Artificial Intelligence and Dating Apps: Fake People

Artificial Intelligence and Dating Apps: Fake People

Nowadays exist many dating apps. App advertisers need diversity. So, artificial intelligence offers a solution: Fake people.

Artificial intelligence is offering companies a chance to create imaginary models. Thus, it increases diversity in their adds without any human beings. The computer-generated faces look like the real thing.

One firm offers to sell diverse photos for marketing brochures. The dating app has already signed up clients and intends to use the images in a chatbot. Another company wants to move past AI-generated headshots. It says that as early as this month, it’s moving into the generation of full, fake human bodies.

Artificial Intelligence

Moreover, the artificial intelligence software creates such fake faces. It’s improving rapidly and freely available. Those fakes are very convincing that they can fool the human eye. The systems are training on massive databases of actual faces. Then systems attempt to replicate their features in new designs. The AI allowing small start-ups to develop quickly fakes.

The experts of artificial intelligence worry that fakes will empower a new generation of spies, bot, and scammers. They can use photos to build online personas. Also, they can bias in hiring and damage efforts of bringing diversity to industries. The internet already suffers from disinformation campaigns, including “deepfake” videos and other deceptive techniques. Such software can fuel a more significant erosion of the trust towards the Internet.

A fellow in artificial intelligence, law, and policy at the University of California at Los Angeles’s law school is Elana Zeide. She said that technology showcases how little knowledge and power users have in terms of the reality of what they see online.

Problems with Artificial Intelligence

There is no objective reality to compare these photos against “real” pictures. The people are used to physical worlds with sensory input, added Elana Zeide. Also, We don’t have taught or instinctive responses on how to detect what is not real and what is. It is very exhausting, says the fellow in artificial intelligence.

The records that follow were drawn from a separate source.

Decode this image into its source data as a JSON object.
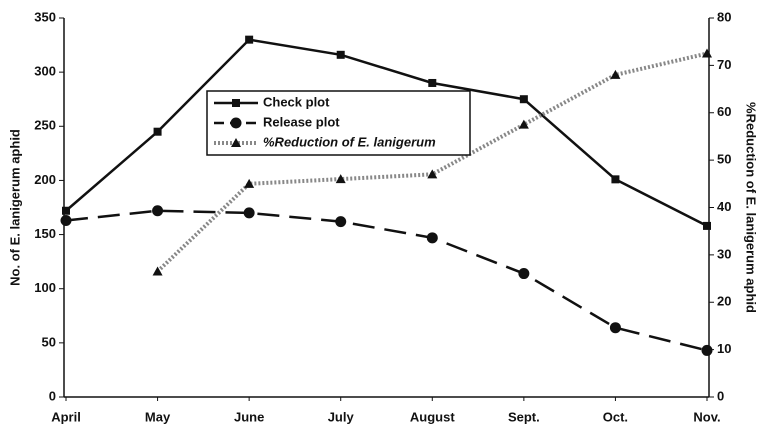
{
  "chart_data": {
    "type": "line",
    "categories": [
      "April",
      "May",
      "June",
      "July",
      "August",
      "Sept.",
      "Oct.",
      "Nov."
    ],
    "ylabel": "No. of E. lanigerum aphid",
    "y2label": "%Reduction of E. lanigerum aphid",
    "ylim": [
      0,
      350
    ],
    "yticks": [
      0,
      50,
      100,
      150,
      200,
      250,
      300,
      350
    ],
    "y2lim": [
      0,
      80
    ],
    "y2ticks": [
      0,
      10,
      20,
      30,
      40,
      50,
      60,
      70,
      80
    ],
    "series": [
      {
        "name": "Check plot",
        "color": "#111111",
        "line_style": "solid",
        "marker": "square",
        "values": [
          172,
          245,
          330,
          316,
          290,
          275,
          201,
          158
        ]
      },
      {
        "name": "Release plot",
        "color": "#111111",
        "line_style": "dashed",
        "marker": "circle",
        "values": [
          163,
          172,
          170,
          162,
          147,
          114,
          64,
          43
        ]
      },
      {
        "name": "%Reduction of E. lanigerum",
        "color": "#888888",
        "line_style": "dotted",
        "marker": "triangle",
        "axis": "y2",
        "values": [
          null,
          26.5,
          45,
          46,
          47,
          57.5,
          68,
          72.5
        ]
      }
    ]
  }
}
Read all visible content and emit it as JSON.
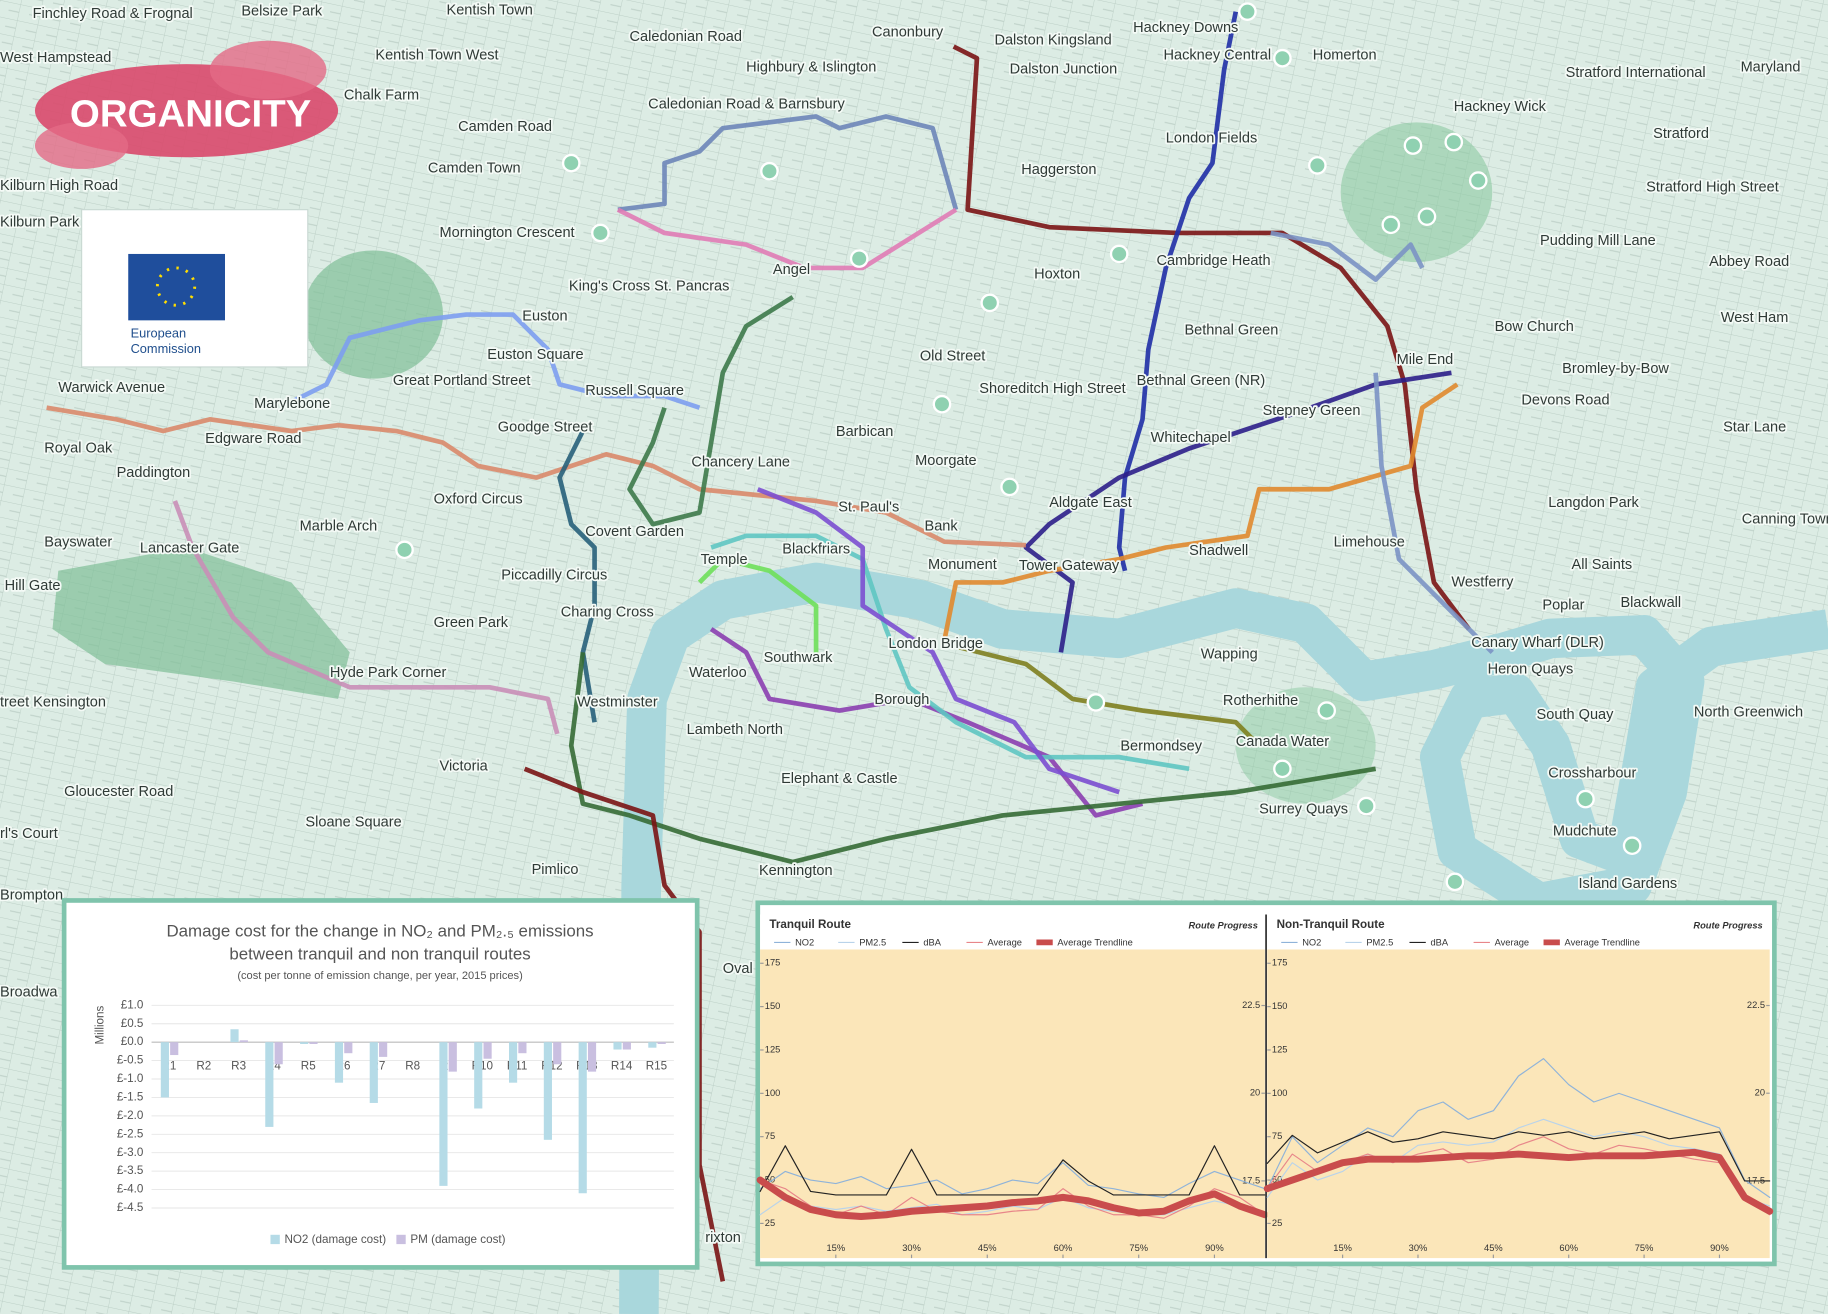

For example, an Argentina-based design firm icons8 sells stock photos and digital illustrations. Last month it launched online business Generated.photos.

The site allows you to filter fake photos based on age from infant to the elderly. Also, anyone can filter photos by ethnicity and emotion. The filter system includes eye color, hair length, and gender. It offers diverse, worry-free models on-demand using Artificial Intelligence.

For clients needing to jazz up promotional materials, the company says its faces could be useful. On the site, anyone can illustrate concepts or fill out prototypes too touchy for a human model; for example, “criminal proceedings” and “embarrassing situations.” The online guide is promising to clients that they will be able to reduce bias and increase diversity. Thus, the site will include many different ethnic backgrounds.

Through haphazard diversity-boosting attempts, companies infamously have embarrassed themselves. For example, they have shamefully photoshopped a black man into an all-white crowd or have superimposed women into group photos of men.

The artificial intelligence start-ups offer companies the diversity illusion, without working with any diverse set of people.

Let’s wait and see how artificial intelligence will succeed in the dating app world.